First I will tell environment of my PC, background of my question, my problem, than I will explain my exact question.
Environment:
OS: Ubuntu 16.04
Kernel: 4.17.1
CPU: i7-6700k
Memory: 8GB DRAM
Storage: SSD 120GB
Background:
I'm trying to optimizing linux kernel for my specific application. Following is abstract logic of this application.
1. call malloc, allocate the memory space which size is exactly 4KB(page size)
2. Copy predefined data(also, size is 4KB) to allocated memory space.
3. Do computation
4. Free allocated memory space.
This sequence occurs about several thousands to ten thousands times a second.
So I thought copy predefined data to allocated memory space using memcpy() thousands of times every second is very inefficient. But I cannot fix the code of this application.
My problem:
I want to do these copies asynchronously by kernel module, using less CPU cycles as possible. So I'm trying to implement a kernel module that copy this predefined data to free page frames asynchronously in kernel, and managing a pool page frames which has predefined data on them. When my specific application request a page frame, my kernel will give a page frame from this pool.
To copy data asynchronously, I first considered DMA, but intel idma64 of my CPU cannot copy data memory to memory asynchronously. Now, I'm trying to copy this data from secondary storage(SSD) to memory. I found that there is library for asynchronous IO named libaio in linux.
My question:
1. Can I use libaio libraries in kernel module? If not, what kind of library or APIs do I have to use to copy asynchronously in my kernel module?
2. Will libaio(or something else) really do copies without exploiting CPU cycles?
I don't think you need to write a kernel module. A user space thread pool of CPU pinned threads working with a collection of memory maps of files will be as efficient as is possible to implement. Just be careful of "TLB shootdown" i.e. avoid modifying the address space of the process, and throw as much virtual address space as you can at the problem to avoid that. Perhaps a little bit of hinting to the kernel as to what written pages will never be used again via madvise()

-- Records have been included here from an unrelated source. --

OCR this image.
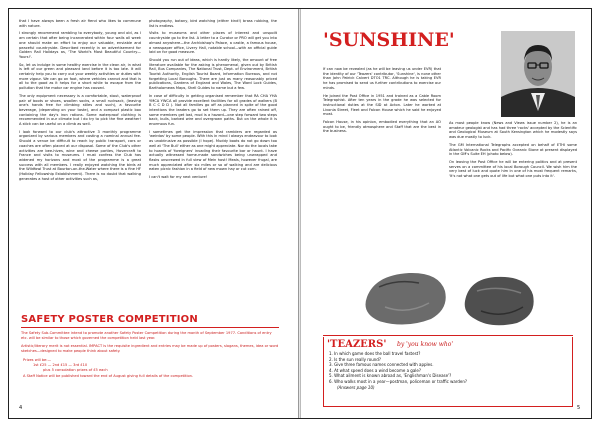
that I have always been a fresh air fiend who likes to commune with nature.

I strongly recommend rambling to everybody, young and old, as I am certain that after being incarcerated within four walls all week one should make an effort to enjoy our valuable, enviable and peaceful countryside. Described recently in an advertisement for Golden Rail Holidays as, 'The World's Most Beautiful Country—Yours!'.

So, let us indulge in some healthy exercise in the clean air, in what is left of our green and pleasant land before it is too late. It will certainly help you to carry out your weekly activities or duties with more vigour. We can go on foot, where vehicles cannot and that is all to the good as it helps for a short while to escape from the pollution that the motor car engine has caused.

The only equipment necessary is a comfortable, stout, waterproof pair of boots or shoes, woollen socks, a small rucksack, (leaving one's hands free for climbing stiles and such), a favourite beverage, (depending on your taste), and a compact plastic box containing the day's iron rations. Some waterproof clothing is recommended in our climate but I do try to pick the fine weather! A stick can be useful on a climb as well.

I look forward to our club's attractive 3 monthly programme organized by various members and costing a nominal annual fee. Should a venue be difficult to reach by public transport, cars or coaches are often placed at our disposal. Some of the Club's other activities are bee-hives, wine and cheese parties, Hovercraft to France and visits to museums. I must confess the Club has widened my horizons and most of the programme is a great success with all members. I really enjoyed watching the birds at the Wildfowl Trust at Bourton-on-the-Water where there is a fine HF (Holiday Fellowship Establishment). There is no doubt that walking generates a host of other activities such as,

photography, botany, bird watching (either kind!) brass rubbing, the list is endless.

Visits to museums and other places of interest and unspoilt countryside go to the list. A letter to a Curator or PRO will get you into almost anywhere—the Archbishop's Palace, a castle, a famous house, a newspaper office, Livery Hall, notable school—with an official guide laid on for good measure.

Should you run out of ideas, which is hardly likely, the amount of free literature available for the asking is phenomenal, given out by British Rail, Bus Companies, The National Trust, Dept. of Environment, British Tourist Authority, English Tourist Board, Information Bureaus, and not forgetting Local Boroughs. There are just as many reasonably priced publications, Gardens of England and Wales, The Ward Lock Guides, Bartholomews Maps, Shell Guides to name but a few.

In case of difficulty in getting organised remember that RA CHA YHA YMCA YWCA all provide excellent facilities for all grades of walkers (B B C C D D ). Not all families go off as planned in spite of the good intentions the leaders go to set them up. They are often rained off, some members get lost, mud is a hazard—one step forward two steps back, bulls, barbed wire and overgrown paths. But on the whole it is enormous fun.

I sometimes get the impression that ramblers are regarded as 'weirdos' by some people. With this in mind I always endeavour to look as unobtrusive as possible (I hope). Muddy boots do not go down too well at 'The Bull' either as one might appreciate. Nor do the locals take to hoards of 'foreigners' invading their favourite bar or haunt. I have actually witnessed home-made sandwiches being unwrapped and flasks unscrewed in full view of Mein host! Meals, however frugal, are much appreciated after six miles or so of walking and are delicious eaten picnic fashion in a field of new mown hay or cut corn.

I can't wait for my next venture!

SAFETY POSTER COMPETITION
The Safety Sub-Committee intend to promote another Safety Poster Competition during the month of September 1977. Conditions of entry etc. will be similar to those which governed the competition held last year.
Artistic/literary merit is not essential. IMPACT is the requisite ingredient and entries may be made up of posters, slogans, themes, idea or word sketches—designed to make people think about safety.
Prizes will be:—
1st £25 — 2nd £15 — 3rd £10
plus 5 consolation prizes of £5 each
A Staff Notice will be published toward the end of August giving full details of the competition.
4
'SUNSHINE'

If can now be revealed (as he will be leaving us under EVR) that the identity of our 'Teazers' contributor, 'Sunshine', is none other than John Patrick Calvert DTO1 TRC. Although he is taking EVR he has promised to send us further contributions to exercise our minds.

He joined the Post Office in 1951 and trained as a Cable Room Telegraphist. After ten years in the grade he was selected for instructional duties at the SID at Acton. Later he worked at Livonia Street, Fleet and Falcon House which he said he enjoyed most.

Falcon House, in his opinion, embodied everything that an AO ought to be, friendly atmosphere and Staff that are the best in the business.

As most people know (News and Views issue number 2), he is an amateur geologist and has had three 'rocks' accepted by the Scientific and Geological Museum at South Kensington which he modestly says was due mostly to luck.

The GM International Telegraphs accepted on behalf of ETHI some Atlantic Volcanic Rocks and Pacific Oceanic Stone at present displayed in the GM's Suite EH (photo below).

On leaving the Post Office he will be entering politics and at present serves on a committee of his local Borough Council. We wish him the very best of luck and quote him in one of his most frequent remarks, 'It's not what one gets out of life but what one puts into it'.

'TEAZERS' by 'you know who'
1. In which game does the ball travel fastest?
2. Is the sun really round?
3. Give three famous names connected with apples.
4. At what speed does a wind become a gale?
5. What ailment is known abroad as, 'Englishman's Disease'?
6. Who walks most in a year—postman, policeman or traffic warden?
(Answers page 10)
5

, and you should be optimal - sufficient multiple threads will maximise queue depth to the SSD, you want to aim for QD8 to QD16, and you should easily saturate a NVMe link whilst keeping CPU usage below 100%.
Things get harder if you have many NVMe linked SSDs, you may need to consider replacing Linux will something with more scalable storage i/o, but there is a throughput vs scalability tradeoff there. Windows and FreeBSD will scale better with lots of devices if you partition the work up right, but Linux will do much better with a few devices. Good luck!